Kaarst – Kopfsprünge in unbekannte Gewässer können tödlich enden. Glück hingegen hatte am heutigen Samstag, den 11.07.2015 gegen 17:13 Uhr, eine Person am Kaarster See. Durch ein schnelles Eingreifen eines Rettungsschwimmers konnte schlimmeres verhindert werden.

Einsatztagebuch DLRG, Kaarster See:

Ein Badegast sprang beim Spielen mit einem Kopfsprung aus dem Stand über eine Leine. Die Wassertiefe hinter der Leine wurde falsch eingeschätzt und die Person landete mit dem Kopf auf dem Boden Unterwasser und wurde bewusstlos.

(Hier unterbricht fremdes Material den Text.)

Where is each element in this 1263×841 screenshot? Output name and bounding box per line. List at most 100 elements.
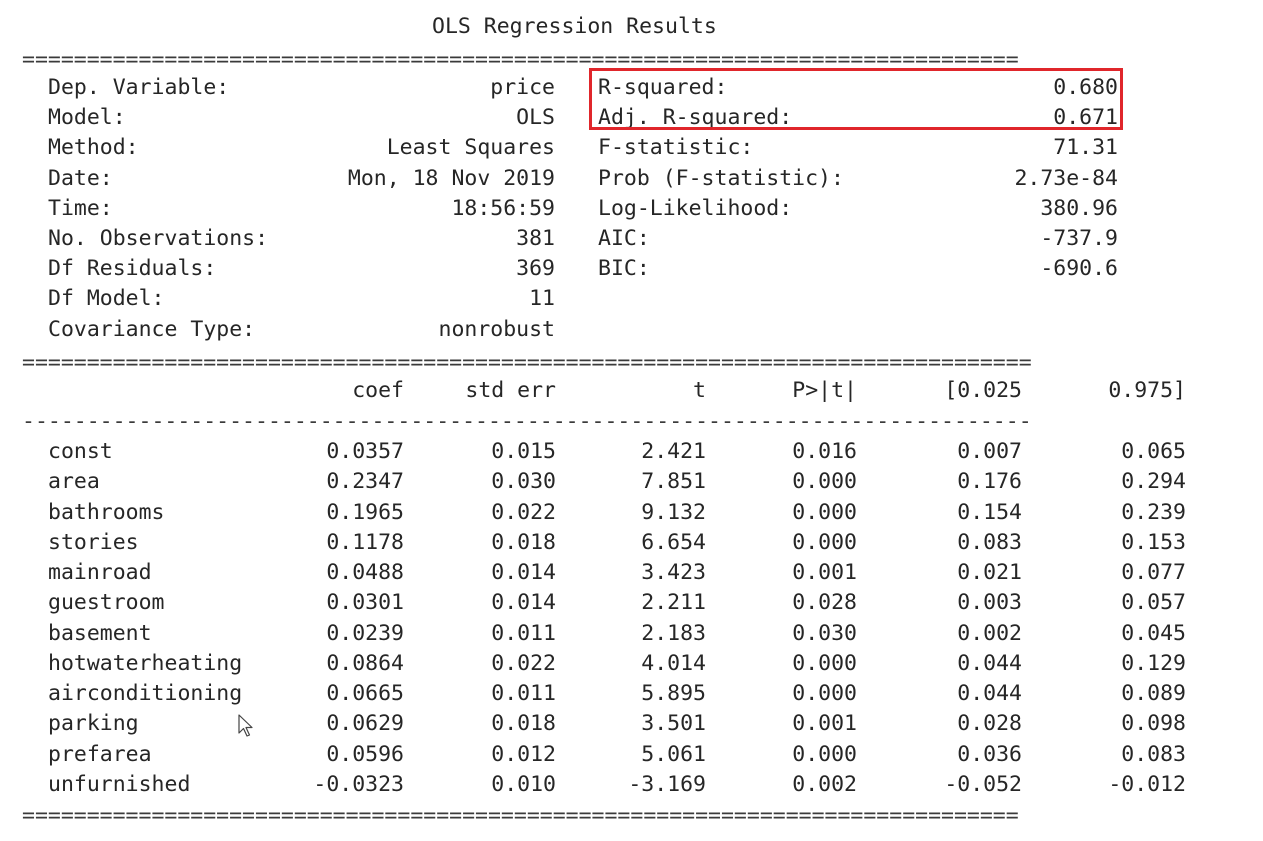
table-cell: 0.015: [491, 439, 556, 464]
table-cell: 0.044: [957, 651, 1022, 676]
column-header: coef: [352, 378, 404, 403]
column-header: std err: [465, 378, 556, 403]
table-cell: 0.028: [957, 711, 1022, 736]
table-cell: 0.2347: [326, 469, 404, 494]
table-cell: 0.098: [1121, 711, 1186, 736]
table-cell: 4.014: [641, 651, 706, 676]
variable-name: mainroad: [48, 560, 152, 585]
bottom-rule: ========================================…: [22, 805, 1019, 827]
summary-left-label: Date:: [48, 166, 113, 191]
table-cell: 0.129: [1121, 651, 1186, 676]
variable-name: stories: [48, 530, 139, 555]
table-cell: 0.1965: [326, 500, 404, 525]
top-rule: ========================================…: [22, 49, 1019, 71]
table-cell: 0.153: [1121, 530, 1186, 555]
variable-name: parking: [48, 711, 139, 736]
summary-right-value: -690.6: [1040, 256, 1118, 281]
table-cell: 0.1178: [326, 530, 404, 555]
summary-left-value: Least Squares: [386, 135, 555, 160]
table-cell: 7.851: [641, 469, 706, 494]
summary-right-label: R-squared:: [598, 75, 728, 100]
table-cell: 0.014: [491, 590, 556, 615]
table-cell: 0.022: [491, 651, 556, 676]
table-cell: -3.169: [628, 772, 706, 797]
summary-right-value: 71.31: [1053, 135, 1118, 160]
table-cell: 0.176: [957, 469, 1022, 494]
table-cell: 0.0357: [326, 439, 404, 464]
table-cell: 0.0864: [326, 651, 404, 676]
table-cell: 0.000: [792, 500, 857, 525]
table-cell: 3.501: [641, 711, 706, 736]
summary-right-value: 380.96: [1040, 196, 1118, 221]
table-cell: 0.028: [792, 590, 857, 615]
table-cell: 0.011: [491, 681, 556, 706]
table-cell: 0.154: [957, 500, 1022, 525]
summary-right-label: F-statistic:: [598, 135, 754, 160]
summary-left-label: Model:: [48, 105, 126, 130]
header-rule: ----------------------------------------…: [22, 411, 1032, 433]
table-cell: 0.030: [792, 621, 857, 646]
table-cell: 0.016: [792, 439, 857, 464]
summary-left-value: 11: [529, 286, 555, 311]
summary-left-label: Covariance Type:: [48, 317, 256, 342]
variable-name: hotwaterheating: [48, 651, 243, 676]
table-cell: 0.239: [1121, 500, 1186, 525]
table-cell: 0.010: [491, 772, 556, 797]
summary-left-label: Df Model:: [48, 286, 165, 311]
table-cell: 0.089: [1121, 681, 1186, 706]
summary-right-value: 0.671: [1053, 105, 1118, 130]
summary-left-value: OLS: [516, 105, 555, 130]
summary-left-value: price: [490, 75, 555, 100]
table-cell: 0.011: [491, 621, 556, 646]
table-cell: 0.022: [491, 500, 556, 525]
table-cell: 0.0665: [326, 681, 404, 706]
table-cell: 0.065: [1121, 439, 1186, 464]
variable-name: const: [48, 439, 113, 464]
table-cell: 0.000: [792, 651, 857, 676]
column-header: t: [693, 378, 706, 403]
summary-left-label: Df Residuals:: [48, 256, 217, 281]
table-cell: 0.021: [957, 560, 1022, 585]
variable-name: unfurnished: [48, 772, 191, 797]
table-cell: 0.018: [491, 711, 556, 736]
variable-name: airconditioning: [48, 681, 243, 706]
table-cell: 0.057: [1121, 590, 1186, 615]
table-cell: 0.0629: [326, 711, 404, 736]
mouse-pointer-icon: [238, 714, 253, 737]
table-cell: 0.044: [957, 681, 1022, 706]
table-cell: 0.0239: [326, 621, 404, 646]
r-squared-highlight-box: [589, 68, 1123, 130]
summary-right-label: BIC:: [598, 256, 650, 281]
table-cell: 0.012: [491, 742, 556, 767]
variable-name: area: [48, 469, 100, 494]
summary-left-value: 18:56:59: [451, 196, 555, 221]
column-header: 0.975]: [1108, 378, 1186, 403]
table-cell: 0.045: [1121, 621, 1186, 646]
page-title: OLS Regression Results: [432, 14, 717, 39]
table-cell: 0.030: [491, 469, 556, 494]
table-cell: 0.003: [957, 590, 1022, 615]
middle-rule: ========================================…: [22, 352, 1032, 374]
table-cell: 0.0301: [326, 590, 404, 615]
table-cell: 0.083: [957, 530, 1022, 555]
table-cell: 9.132: [641, 500, 706, 525]
summary-right-value: 0.680: [1053, 75, 1118, 100]
table-cell: -0.052: [944, 772, 1022, 797]
table-cell: 0.000: [792, 742, 857, 767]
table-cell: 0.0596: [326, 742, 404, 767]
table-cell: 0.007: [957, 439, 1022, 464]
table-cell: -0.012: [1108, 772, 1186, 797]
summary-left-label: Method:: [48, 135, 139, 160]
table-cell: 0.002: [792, 772, 857, 797]
table-cell: 2.183: [641, 621, 706, 646]
table-cell: -0.0323: [313, 772, 404, 797]
summary-left-value: Mon, 18 Nov 2019: [347, 166, 555, 191]
summary-right-label: Adj. R-squared:: [598, 105, 793, 130]
summary-right-label: AIC:: [598, 226, 650, 251]
table-cell: 0.001: [792, 711, 857, 736]
table-cell: 0.001: [792, 560, 857, 585]
summary-right-label: Prob (F-statistic):: [598, 166, 844, 191]
summary-right-value: 2.73e-84: [1014, 166, 1118, 191]
variable-name: basement: [48, 621, 152, 646]
variable-name: prefarea: [48, 742, 152, 767]
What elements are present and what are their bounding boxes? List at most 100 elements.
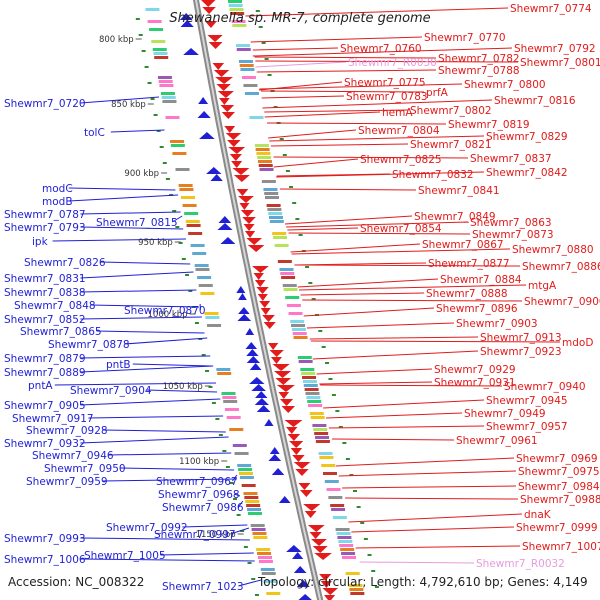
gene-label-right[interactable]: mtgA [528, 280, 557, 292]
gene-label-right[interactable]: prfA [426, 87, 449, 99]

Nach ca 20 bis 30 Sekunden Unterwasser reagierten seine Freunde und zogen ihn an die Wasseroberfläche, um nach ihm zu sehen. Durch ein kurzes Winken wurde die Rettungsschwimmer auf den Vorfall aufmerksam und informierten sofort über Funk die DLRG-Leitstelle. Durch ein Rasches und Gezieltes eingreifen der Rettungsschwimmer wurde die Person an Land gesichert und medizinisch versorgt.

Beim Eintreffen des Notarztes und des Rettungswagen war die Person bereits wieder bei Bewusstsein. Der Patient wurde zum Abtransport und zur weiteren Behandlung an den Rettungsdienst übergeben.